Since 2016, Teva Pharmaceuticals ’ stock price has almost halved. This is not an unexpected development, however, as the Israeli drug maker has been under a lot of pressure in recent years. Its top selling brand, Copaxone, is facing increasing competition, and its major pipeline asset, laquinimod, recently failed one of its Phase III trials.

Copaxone is an injection-based therapy that has moderate efficacy, but a good safety and tolerability profile, and is used as a first-line treatment for relapsing-remitting multiple sclerosis (RRMS) in many countries. Copaxone is a world-leading MS treatment with annual sales over $4B. It contributed 40% of Teva’s consolidated profit in Q1 2017. However, Copaxone is increasingly facing competition from both generics and other branded treatment options.

To combat generic erosion, Teva reformulated Copaxone to a high-dose version that has a patent expiry in 2030. However, since 2015, Copaxone has lost four of the five patents protecting its new high-dose formula, opening it up to potential generic erosion in the near future. The introduction of oral agents for the treatment of RRMS with comparable, if not superior, efficacies and more convenient routes of administration has hindered Copaxone’s sales growth. Additionally, as Roche ’s latest blockbuster candidate, Ocrevus, was approved earlier this year, it will only mean more competition for Copaxone.

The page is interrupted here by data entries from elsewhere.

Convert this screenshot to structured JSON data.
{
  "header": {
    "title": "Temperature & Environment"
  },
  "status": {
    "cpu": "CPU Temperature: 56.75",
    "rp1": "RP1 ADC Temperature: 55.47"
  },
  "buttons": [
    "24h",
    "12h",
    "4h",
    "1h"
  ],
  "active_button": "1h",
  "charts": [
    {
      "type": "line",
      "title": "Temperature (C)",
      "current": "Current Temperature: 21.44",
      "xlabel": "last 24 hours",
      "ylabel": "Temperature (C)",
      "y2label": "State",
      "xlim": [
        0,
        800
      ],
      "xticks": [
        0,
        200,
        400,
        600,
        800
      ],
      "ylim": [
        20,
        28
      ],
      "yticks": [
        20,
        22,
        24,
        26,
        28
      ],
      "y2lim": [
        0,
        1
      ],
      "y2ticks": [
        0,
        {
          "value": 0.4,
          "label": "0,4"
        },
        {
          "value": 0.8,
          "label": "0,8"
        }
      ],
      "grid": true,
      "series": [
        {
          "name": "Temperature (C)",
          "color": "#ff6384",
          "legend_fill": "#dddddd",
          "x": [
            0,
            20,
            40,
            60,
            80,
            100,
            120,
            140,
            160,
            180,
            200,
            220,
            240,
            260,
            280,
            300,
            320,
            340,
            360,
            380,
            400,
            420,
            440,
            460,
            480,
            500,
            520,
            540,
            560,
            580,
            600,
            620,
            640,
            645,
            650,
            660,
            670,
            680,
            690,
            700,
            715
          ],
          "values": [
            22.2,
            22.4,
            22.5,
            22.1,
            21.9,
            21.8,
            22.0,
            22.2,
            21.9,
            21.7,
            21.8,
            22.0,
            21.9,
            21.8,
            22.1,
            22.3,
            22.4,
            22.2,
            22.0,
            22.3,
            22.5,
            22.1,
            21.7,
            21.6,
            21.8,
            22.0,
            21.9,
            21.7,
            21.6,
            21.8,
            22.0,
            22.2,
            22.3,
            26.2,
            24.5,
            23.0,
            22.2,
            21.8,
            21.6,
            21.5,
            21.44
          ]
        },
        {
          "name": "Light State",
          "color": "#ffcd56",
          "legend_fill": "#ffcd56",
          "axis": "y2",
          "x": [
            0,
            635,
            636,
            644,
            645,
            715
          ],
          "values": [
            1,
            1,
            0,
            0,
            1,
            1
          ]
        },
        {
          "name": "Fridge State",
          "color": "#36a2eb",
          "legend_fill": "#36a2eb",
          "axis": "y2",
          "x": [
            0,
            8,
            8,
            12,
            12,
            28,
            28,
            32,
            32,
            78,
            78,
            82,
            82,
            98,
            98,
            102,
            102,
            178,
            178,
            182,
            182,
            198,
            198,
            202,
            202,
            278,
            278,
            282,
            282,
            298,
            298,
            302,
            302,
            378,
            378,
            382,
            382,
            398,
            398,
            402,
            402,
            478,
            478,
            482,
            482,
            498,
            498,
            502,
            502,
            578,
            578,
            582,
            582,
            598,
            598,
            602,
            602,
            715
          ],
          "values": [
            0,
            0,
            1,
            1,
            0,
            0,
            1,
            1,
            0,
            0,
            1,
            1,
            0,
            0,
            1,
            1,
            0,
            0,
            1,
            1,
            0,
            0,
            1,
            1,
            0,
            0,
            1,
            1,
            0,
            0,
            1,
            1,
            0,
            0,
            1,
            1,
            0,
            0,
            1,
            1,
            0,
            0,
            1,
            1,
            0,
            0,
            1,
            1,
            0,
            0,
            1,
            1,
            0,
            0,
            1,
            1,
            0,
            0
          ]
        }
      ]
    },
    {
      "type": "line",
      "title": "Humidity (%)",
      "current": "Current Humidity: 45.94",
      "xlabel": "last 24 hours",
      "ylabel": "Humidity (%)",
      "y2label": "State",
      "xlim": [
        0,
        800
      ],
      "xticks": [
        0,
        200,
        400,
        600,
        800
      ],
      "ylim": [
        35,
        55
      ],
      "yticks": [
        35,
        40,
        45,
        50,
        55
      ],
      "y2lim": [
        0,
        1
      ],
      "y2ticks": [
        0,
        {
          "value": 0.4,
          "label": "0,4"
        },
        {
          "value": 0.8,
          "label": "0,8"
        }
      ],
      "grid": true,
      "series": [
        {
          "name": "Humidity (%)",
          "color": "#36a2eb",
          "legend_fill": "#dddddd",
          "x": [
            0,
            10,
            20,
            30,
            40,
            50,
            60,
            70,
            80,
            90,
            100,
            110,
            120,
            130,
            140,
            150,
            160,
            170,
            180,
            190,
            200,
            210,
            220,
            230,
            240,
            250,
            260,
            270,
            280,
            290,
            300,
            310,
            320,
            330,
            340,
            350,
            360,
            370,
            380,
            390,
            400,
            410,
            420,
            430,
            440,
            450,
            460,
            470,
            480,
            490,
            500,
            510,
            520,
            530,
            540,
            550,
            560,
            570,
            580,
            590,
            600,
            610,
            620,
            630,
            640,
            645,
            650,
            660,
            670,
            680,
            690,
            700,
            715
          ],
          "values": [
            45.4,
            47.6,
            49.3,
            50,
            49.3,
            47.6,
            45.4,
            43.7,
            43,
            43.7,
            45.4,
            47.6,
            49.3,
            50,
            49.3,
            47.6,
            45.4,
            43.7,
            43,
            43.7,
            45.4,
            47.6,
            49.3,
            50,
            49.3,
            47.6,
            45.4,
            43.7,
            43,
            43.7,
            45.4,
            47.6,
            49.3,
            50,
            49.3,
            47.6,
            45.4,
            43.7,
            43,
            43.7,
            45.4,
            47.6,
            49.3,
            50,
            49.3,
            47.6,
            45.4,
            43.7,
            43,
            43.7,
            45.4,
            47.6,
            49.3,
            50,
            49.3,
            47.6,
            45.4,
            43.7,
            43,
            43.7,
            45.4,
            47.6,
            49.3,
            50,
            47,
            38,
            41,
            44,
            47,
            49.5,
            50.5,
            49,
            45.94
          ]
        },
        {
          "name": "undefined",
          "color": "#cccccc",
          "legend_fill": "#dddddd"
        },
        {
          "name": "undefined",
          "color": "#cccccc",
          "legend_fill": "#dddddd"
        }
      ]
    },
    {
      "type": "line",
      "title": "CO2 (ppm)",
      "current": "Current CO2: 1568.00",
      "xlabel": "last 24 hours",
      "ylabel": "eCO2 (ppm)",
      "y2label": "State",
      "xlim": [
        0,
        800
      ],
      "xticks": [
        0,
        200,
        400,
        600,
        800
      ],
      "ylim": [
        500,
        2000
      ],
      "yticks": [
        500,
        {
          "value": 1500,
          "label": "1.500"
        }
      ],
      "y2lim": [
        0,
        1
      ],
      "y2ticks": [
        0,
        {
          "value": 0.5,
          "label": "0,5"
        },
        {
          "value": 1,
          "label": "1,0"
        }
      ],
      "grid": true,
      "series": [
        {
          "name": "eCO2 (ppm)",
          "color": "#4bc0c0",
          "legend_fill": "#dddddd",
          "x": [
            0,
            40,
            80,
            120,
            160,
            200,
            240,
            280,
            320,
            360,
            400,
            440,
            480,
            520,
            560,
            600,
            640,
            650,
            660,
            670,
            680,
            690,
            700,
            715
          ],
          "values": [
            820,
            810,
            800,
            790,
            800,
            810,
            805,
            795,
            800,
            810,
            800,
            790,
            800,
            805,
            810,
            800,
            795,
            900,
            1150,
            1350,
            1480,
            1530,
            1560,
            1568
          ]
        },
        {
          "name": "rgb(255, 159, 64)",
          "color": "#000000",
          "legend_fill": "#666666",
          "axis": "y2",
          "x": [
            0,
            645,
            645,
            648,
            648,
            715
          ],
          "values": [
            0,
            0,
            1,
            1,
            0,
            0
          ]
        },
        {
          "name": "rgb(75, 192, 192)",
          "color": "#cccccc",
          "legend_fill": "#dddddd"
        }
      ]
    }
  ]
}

Teva has invested substantial time and resources into its new multiple sclerosis (MS) drug, laquinimod. However, this month, Teva’s hope for a follow up to its blockbuster Copaxone has ended with laquinimod’s failure to meet the primary endpoint in its third Phase III trial. Teva’s pipeline asset, laquinimod, is a once-daily oral agent with a novel mechanism of action for the treatment of RRMS.

Laquinimod had a roller coaster ride in terms of clinical trial results and regulatory approval. The drug originally gained fast-track FDA designation in 2009; however, it failed to gain approval in Europe in 2014, as the EU regulatory body concluded that the risk-benefit profile of laquinimod was not favorable. Now, following the negative result from laquinimod’s third Phase III trial, Teva has confirmed that it is going to drop the development of laquinimod in RRMS. However, the development of laquinimod in primary progressive MS (PPMS)—a major unmet need in MS—will continue, as laquinimod did meet a number of secondary endpoints including improvements in brain volume. 

Despite major opposition ahead of Teva’s branded segment in the near term (over 75% of profit in the branded segment come from MS), Teva also has a large and growing generic arm. The company’s acquisition of Allergan ’s generics unit for $40.5B in 2016 solidifies Teva as the largest generic manufacturer in the world in terms of sales.

Teva’s management team is working to decrease the company’s dependence on Copaxone; profit from the generics division increased to 42% of consolidated profit in Q1 2017 compared with 36% in 2016. Teva’s prospect in the generics business is looking good, as Teva is one of the few generic firms with the financial resources and manufacturing capabilities to reproduce complex drugs such as biosimilars. Therefore, Teva’s future might not be as gloomy as its performance in MS would make it seem.